Hace apenas unas horas, en Estados Unidos, el joven activista conservador de 31 años, Charlie Kirk, fue asesinado a balazos mientras participaba en un evento universitario. La noticia recorre el mundo, y estremece no solo por la brutalidad del hecho, sino porque revela con brutal crudeza hasta dónde puede escalar un clima de intolerancia que ya conocemos demasiado bien.

Cuando las diferencias ideológicas dejan de resolverse en la confrontación de argumentos, tarde o temprano se transforman en violencia. Lo que ayer eran funas, hoy son balazos. Y lo más inquietante no es solo el crimen en sí, sino algunas reacciones posteriores: leer a cientos de personas repitiendo “he understood the risk”, como si simplemente opinar de cierta forma fuese un acto suicida. Ese es el verdadero signo de decadencia: asumir como normal que disentir implique arriesgar la vida. Difícil llamar a eso una sociedad libre, democrática y plural.

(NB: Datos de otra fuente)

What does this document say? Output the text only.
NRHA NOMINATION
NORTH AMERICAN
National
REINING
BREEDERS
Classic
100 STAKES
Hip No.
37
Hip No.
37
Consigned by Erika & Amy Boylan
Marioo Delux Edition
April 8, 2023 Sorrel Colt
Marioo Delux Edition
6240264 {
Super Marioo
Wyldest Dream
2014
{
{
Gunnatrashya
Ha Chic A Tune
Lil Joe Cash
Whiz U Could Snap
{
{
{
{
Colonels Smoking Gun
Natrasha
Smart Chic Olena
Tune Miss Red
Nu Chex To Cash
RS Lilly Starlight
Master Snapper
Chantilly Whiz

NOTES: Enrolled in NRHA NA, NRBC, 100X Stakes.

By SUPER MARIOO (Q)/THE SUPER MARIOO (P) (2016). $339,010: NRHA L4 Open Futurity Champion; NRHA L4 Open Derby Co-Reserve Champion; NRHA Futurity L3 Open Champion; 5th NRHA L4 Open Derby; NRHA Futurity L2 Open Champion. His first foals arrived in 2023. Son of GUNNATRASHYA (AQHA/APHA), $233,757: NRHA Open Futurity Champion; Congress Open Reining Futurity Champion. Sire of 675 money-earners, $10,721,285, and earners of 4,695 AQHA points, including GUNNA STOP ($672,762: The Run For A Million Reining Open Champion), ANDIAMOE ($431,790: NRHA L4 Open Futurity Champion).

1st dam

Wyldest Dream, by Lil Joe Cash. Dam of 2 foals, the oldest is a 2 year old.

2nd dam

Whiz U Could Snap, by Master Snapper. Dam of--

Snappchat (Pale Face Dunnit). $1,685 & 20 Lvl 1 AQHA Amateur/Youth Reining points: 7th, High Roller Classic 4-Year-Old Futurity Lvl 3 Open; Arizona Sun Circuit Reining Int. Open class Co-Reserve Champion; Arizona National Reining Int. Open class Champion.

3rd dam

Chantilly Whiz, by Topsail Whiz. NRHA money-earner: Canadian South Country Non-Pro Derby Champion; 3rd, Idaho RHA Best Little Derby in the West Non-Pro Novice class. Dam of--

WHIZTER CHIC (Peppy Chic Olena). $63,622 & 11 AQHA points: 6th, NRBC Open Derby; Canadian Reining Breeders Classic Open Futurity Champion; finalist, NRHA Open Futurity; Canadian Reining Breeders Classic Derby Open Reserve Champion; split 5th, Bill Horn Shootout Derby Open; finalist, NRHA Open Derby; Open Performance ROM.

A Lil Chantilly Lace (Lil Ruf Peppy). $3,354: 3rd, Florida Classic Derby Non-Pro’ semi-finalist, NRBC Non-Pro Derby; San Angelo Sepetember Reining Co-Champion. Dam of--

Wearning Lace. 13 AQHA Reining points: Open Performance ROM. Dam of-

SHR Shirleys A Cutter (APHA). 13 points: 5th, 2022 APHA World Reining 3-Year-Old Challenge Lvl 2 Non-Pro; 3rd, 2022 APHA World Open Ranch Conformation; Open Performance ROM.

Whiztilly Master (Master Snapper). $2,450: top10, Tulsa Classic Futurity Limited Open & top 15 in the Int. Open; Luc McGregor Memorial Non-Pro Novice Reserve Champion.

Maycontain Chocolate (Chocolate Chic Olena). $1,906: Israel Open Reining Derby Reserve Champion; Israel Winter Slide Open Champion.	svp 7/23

¿Cómo llegamos a este punto? No basta con observar el hecho aislado; hay que reconocer el caldo de cultivo que lo hizo posible. Una primera explicación está en la creciente fragilidad frente a la discrepancia. En lugar de aprender a discutir, a escuchar y a perder sin derrumbarse, muchos han sido educados en la idea de que toda diferencia es una ofensa personal. Esa incapacidad para tolerar el disenso se convierte fácilmente en rabia. Y una sociedad dominada por la rabia pierde su capacidad de deliberar y, con ella, la esencia misma de la vida democrática. 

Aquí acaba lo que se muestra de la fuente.